Para este descalabro, não conto apenas com as novidades que vão estrear, mas também com os parlamentares mais experientes que acabarão por, inevitavelmente, participar no espectáculo. Tal já acontecia, de resto.
Ora bem, agora imagine-se que, nessas presidenciais, aparece um candidato ou uma candidata com grande mediatismo. Uma vedeta enorme. Apoiada, também, por um partido populista. Estou aqui a pensar alto. Num cenário meramente académico. Imagine-se alguém com muitos “seguidores” e grande influência. Que vem de fora da política. O que será que pode acontecer? É isso mesmo que pode acontecer: a eleição. Algo que, até há uns anos em geral e até domingo em particular, parecia difícil ou mesmo excluído.

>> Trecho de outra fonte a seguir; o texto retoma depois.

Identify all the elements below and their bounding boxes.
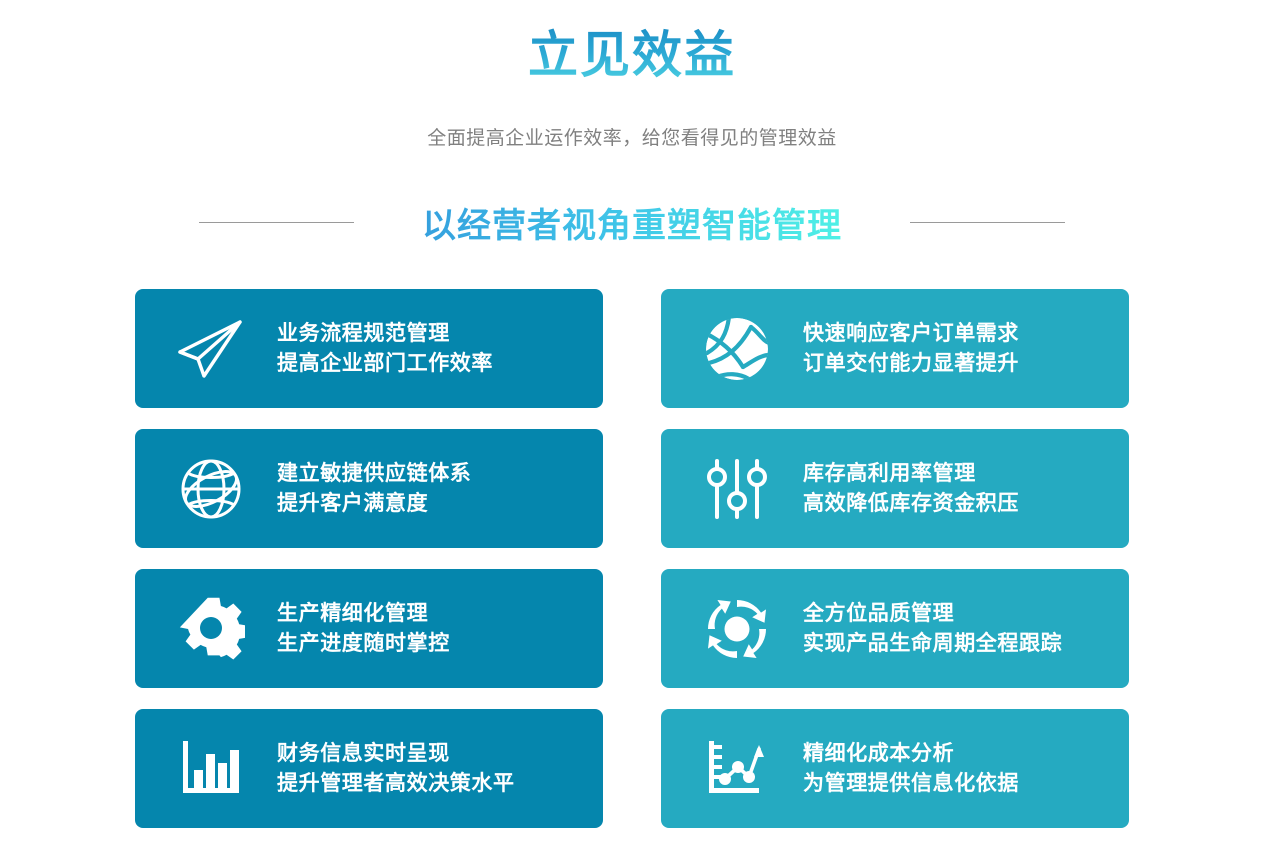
benefit-card[interactable]: 业务流程规范管理 提高企业部门工作效率 <box>135 289 603 408</box>
benefit-card-text: 财务信息实时呈现 提升管理者高效决策水平 <box>277 739 515 799</box>
benefit-card-line2: 订单交付能力显著提升 <box>803 349 1019 379</box>
benefit-card-text: 业务流程规范管理 提高企业部门工作效率 <box>277 319 493 379</box>
benefit-card-line2: 生产进度随时掌控 <box>277 629 450 659</box>
section-heading-row: 以经营者视角重塑智能管理 <box>0 198 1264 247</box>
section-title: 以经营者视角重塑智能管理 <box>422 198 842 247</box>
benefit-card-text: 库存高利用率管理 高效降低库存资金积压 <box>803 459 1019 519</box>
benefit-card-text: 精细化成本分析 为管理提供信息化依据 <box>803 739 1019 799</box>
network-globe-icon <box>699 311 775 387</box>
benefit-card-line1: 库存高利用率管理 <box>803 459 1019 489</box>
benefit-card-line2: 实现产品生命周期全程跟踪 <box>803 629 1062 659</box>
benefit-card[interactable]: 生产精细化管理 生产进度随时掌控 <box>135 569 603 688</box>
benefit-card-line1: 全方位品质管理 <box>803 599 1062 629</box>
benefit-card-line2: 提升管理者高效决策水平 <box>277 769 515 799</box>
benefit-card-grid: 业务流程规范管理 提高企业部门工作效率 <box>135 289 1129 828</box>
bar-chart-icon <box>173 731 249 807</box>
benefit-card-text: 生产精细化管理 生产进度随时掌控 <box>277 599 450 659</box>
benefit-card-line1: 精细化成本分析 <box>803 739 1019 769</box>
benefit-card-text: 快速响应客户订单需求 订单交付能力显著提升 <box>803 319 1019 379</box>
benefit-card-line2: 高效降低库存资金积压 <box>803 489 1019 519</box>
benefit-card[interactable]: 全方位品质管理 实现产品生命周期全程跟踪 <box>661 569 1129 688</box>
benefit-card-line1: 业务流程规范管理 <box>277 319 493 349</box>
benefit-card-text: 全方位品质管理 实现产品生命周期全程跟踪 <box>803 599 1062 659</box>
benefit-card-line2: 提高企业部门工作效率 <box>277 349 493 379</box>
line-chart-arrow-icon <box>699 731 775 807</box>
benefit-card[interactable]: 财务信息实时呈现 提升管理者高效决策水平 <box>135 709 603 828</box>
benefit-card[interactable]: 精细化成本分析 为管理提供信息化依据 <box>661 709 1129 828</box>
paper-plane-icon <box>173 311 249 387</box>
benefit-card-line1: 建立敏捷供应链体系 <box>277 459 471 489</box>
benefit-card-text: 建立敏捷供应链体系 提升客户满意度 <box>277 459 471 519</box>
benefit-card-line2: 提升客户满意度 <box>277 489 471 519</box>
benefit-card[interactable]: 快速响应客户订单需求 订单交付能力显著提升 <box>661 289 1129 408</box>
benefit-card-line2: 为管理提供信息化依据 <box>803 769 1019 799</box>
sliders-icon <box>699 451 775 527</box>
divider-rule-left <box>199 222 354 223</box>
benefit-card[interactable]: 建立敏捷供应链体系 提升客户满意度 <box>135 429 603 548</box>
benefit-card-line1: 财务信息实时呈现 <box>277 739 515 769</box>
gear-icon <box>173 591 249 667</box>
page-subtitle: 全面提高企业运作效率，给您看得见的管理效益 <box>0 123 1264 150</box>
divider-rule-right <box>910 222 1065 223</box>
wireframe-globe-icon <box>173 451 249 527</box>
benefit-card-line1: 快速响应客户订单需求 <box>803 319 1019 349</box>
page-title: 立见效益 <box>0 26 1264 85</box>
benefit-card[interactable]: 库存高利用率管理 高效降低库存资金积压 <box>661 429 1129 548</box>
benefit-card-line1: 生产精细化管理 <box>277 599 450 629</box>
refresh-cycle-icon <box>699 591 775 667</box>
hero-section: 立见效益 全面提高企业运作效率，给您看得见的管理效益 <box>0 0 1264 150</box>
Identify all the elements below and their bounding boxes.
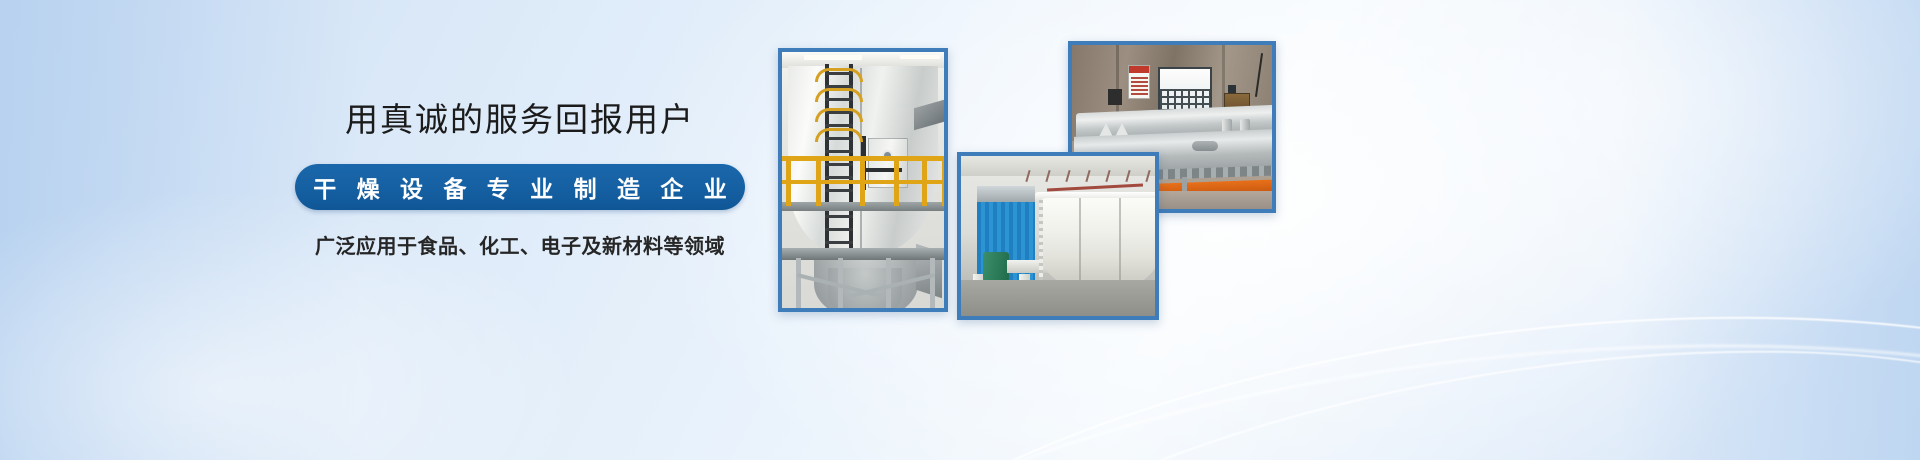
photo-card-spray-drying-tower — [778, 48, 948, 312]
wall-notice-sign — [1128, 65, 1150, 99]
ribbon-mixer-photo — [961, 156, 1155, 316]
right-glow — [1280, 0, 1920, 360]
banner-tagline-text: 干 燥 设 备 专 业 制 造 企 业 — [306, 170, 734, 204]
photo-card-ribbon-mixer — [957, 152, 1159, 320]
banner-tagline-pill: 干 燥 设 备 专 业 制 造 企 业 — [295, 164, 745, 210]
spray-dryer-photo — [782, 52, 944, 308]
promo-banner: 用真诚的服务回报用户 干 燥 设 备 专 业 制 造 企 业 广泛应用于食品、化… — [0, 0, 1920, 460]
banner-headline: 用真诚的服务回报用户 — [295, 100, 745, 140]
banner-subline: 广泛应用于食品、化工、电子及新材料等领域 — [295, 230, 745, 259]
banner-copy-block: 用真诚的服务回报用户 干 燥 设 备 专 业 制 造 企 业 广泛应用于食品、化… — [295, 100, 745, 259]
right-edge-gradient — [1620, 0, 1920, 460]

Problema: Ao contrário do que alguns pensam, o Presidente da República não é um boneco de cera nem uma mascote da República. Tem bastantes poderes. E até tem aqueles que às vezes parece não ter, porque a nossa lei dá sempre azo às mais diversas interpretações. Até quem as escreveu discute sobre o que querem dizer. Isto é um facto. Parte do estudo do Direito passa por tentar perceber qual é o Professor que tem razão e depois seguir essa escola. Há constitucionalistas para todos os gostos.
Se olharmos aos poderes do Presidente da República, estamos praticamente no campo da otorrinolaringologia, porque ele só tem de ouvir. Tem de ouvir os partidos, tem de ouvir o Conselho de Estado. Por exemplo, agora está a ouvir os partidos. Certo. Mas depois toma a decisão, independentemente do que ouviu dos partidos. E repare-se que a decisão que ele toma tem coisas em consideração, seja lá o que isso for. Veja-se a letra do número 1 do artigo 187º da CRP: “O Primeiro-Ministro é nomeado pelo Presidente da República, ouvidos os partidos representados na Assembleia da República e tendo em conta os resultados eleitorais.”
O Presidente da República tem de ouvir e depois tem de ter em conta. Eu diria, com todo o respeito, que o senhor Presidente da República pode nomear, para Primeira-Ministra, a líder do PAN. Inconstitucional não era. Primeiro, ouviu os partidos, depois teve em conta os resultados eleitorais e o PAN teve uma votação expressiva, até diziam que não ia eleger.
Claro que o Governo não passaria no Parlamento. É assim que funciona o nosso sistema. No entanto, esse é outro poder do Chefe de Estado: Dissolver a Assembleia da República, bastando para isso, novamente, voltar a ouvir pessoas, observar algumas coisas e ter outras em conta. Uma delas, por exemplo, é não poder dissolver a Assembleia nos seis meses posteriores à sua eleição (sua, da Assembleia) e nos seis meses antes do fim do seu mandato (seu, do Presidente). Mas temos também os governos de iniciativa presidencial, uma coisa que parece do passado - anterior à revisão de 82 -, mas eu diria que voltamos ao campo das interpretações. E os limites continuam sempre a ser os de ouvir, observar e ter em conta.
Não sei se consegui alarmar a população, mas era esse o meu objectivo. Diria que é preciso ter alguma atenção a estes pormenores. Não temos válvulas de segurança suficientes para garantir o Estado de Direito democrático, até porque, num cenário destes, com o mínimo de controlo dos órgãos de poder, alcançar-se uma maioria de 2/3 capaz de operar revisões constitucionais não parece, de todo, impossível.
A boa notícia é que, nestes casos, é sempre tudo feito para nosso bem, justificando-se assim os meios. O país tem tido algumas surpresas, daquelas com muito aviso, mas eu diria que a próxima grande surpresa pode estar guardada para as presidenciais. Não se subestime nunca o poder do populismo, do mediatismo e a paixão do povo por ambos.